Türkiye’nin dayatması, ABD’nin onayı ve teşvikiyle KDP yönetimindeki Federe Kürdistan ile Irak Hükümeti arasında 1 Eylül’de imzalanan ama duyurusu, Uluslararası Komplo’nun yıl dönümü olan 9 Ekim’de yapılan anlaşmaya tepkiler devam ediyor. Şengal’in askeri ve siyasi iradesini dikkate almayan anlaşma, ‘PKK veya PKK’ye yakın olan hiç kimsenin yönetim organlarında yer almaması; mevcut askeri ve siyasi yapının da tasfiye edilmesini’ öngörüyor. Şengal’deki bileşenler ve Êzîdî kurumları tarafından ‘hükümsüz’ ilan edilen anlaşmada PKK’nin isminin özellikle vurgulanmasının, KDP’nin ısrarının sonucu olduğu anlaşılıyor.

Irak ve Güney Kürdistan’da kaynakları olan Kurdistan Times’in kurucu ve editörlerinden gazeteci Kemal Çomani, KDP’nin bu anlaşmayla Şengal’de özerk yönetimin önüne geçmek istediğini belirterek, ”Çünkü KDP için önce KDP’nin çıkarları, sonra Federe Kürdistan’ın, daha sonra da Êzîdîlerin çıkarı gelir’’ dedi.

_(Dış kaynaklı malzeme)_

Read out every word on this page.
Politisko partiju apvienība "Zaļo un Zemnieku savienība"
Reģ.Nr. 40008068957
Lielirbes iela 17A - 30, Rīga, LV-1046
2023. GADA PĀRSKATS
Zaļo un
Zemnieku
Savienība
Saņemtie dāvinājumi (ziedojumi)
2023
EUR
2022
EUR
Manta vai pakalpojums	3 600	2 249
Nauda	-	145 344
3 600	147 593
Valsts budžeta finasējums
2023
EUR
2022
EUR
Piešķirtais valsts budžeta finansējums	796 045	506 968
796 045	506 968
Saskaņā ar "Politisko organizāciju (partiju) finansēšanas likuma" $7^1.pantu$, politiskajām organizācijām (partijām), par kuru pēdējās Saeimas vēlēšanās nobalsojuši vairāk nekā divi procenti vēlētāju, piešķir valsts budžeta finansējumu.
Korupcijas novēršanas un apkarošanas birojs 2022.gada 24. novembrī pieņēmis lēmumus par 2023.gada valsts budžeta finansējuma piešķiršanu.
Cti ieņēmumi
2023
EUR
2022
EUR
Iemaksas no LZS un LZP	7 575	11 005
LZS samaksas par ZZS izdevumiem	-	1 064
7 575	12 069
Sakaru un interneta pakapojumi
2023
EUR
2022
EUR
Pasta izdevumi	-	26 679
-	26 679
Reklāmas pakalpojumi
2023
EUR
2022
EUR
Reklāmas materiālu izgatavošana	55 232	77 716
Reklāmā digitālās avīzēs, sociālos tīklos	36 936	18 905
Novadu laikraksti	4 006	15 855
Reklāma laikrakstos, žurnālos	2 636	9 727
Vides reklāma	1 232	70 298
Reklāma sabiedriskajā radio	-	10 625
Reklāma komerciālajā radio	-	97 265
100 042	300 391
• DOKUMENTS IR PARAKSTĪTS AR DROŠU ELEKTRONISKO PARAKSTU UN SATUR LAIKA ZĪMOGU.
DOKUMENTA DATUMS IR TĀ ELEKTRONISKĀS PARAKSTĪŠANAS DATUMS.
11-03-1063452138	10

Irak’ın 2003’ten sonra siyasi ve aşiretsel çatışmalarla dolu sorunlu bir döneme girdiğini; sonrasında DAİŞ’in ortaya çıktığını; ardından da referandumdan dolayı Hewlêr ve Bağdat arasında gergin bir süreç yaşandığını hatırlatan Çomani, ”Şimdi de Irak’ta siyasi, ekonomik ve sosyal sorunların yanında milis sorunu da var. Tüm bu sorunlar, Irak’ın başarız bir devlet (failed state) olmasına yol açtı. Hewlêr de Irak’ta siyasi bir aktör ve milisi var” şeklinde konuştu.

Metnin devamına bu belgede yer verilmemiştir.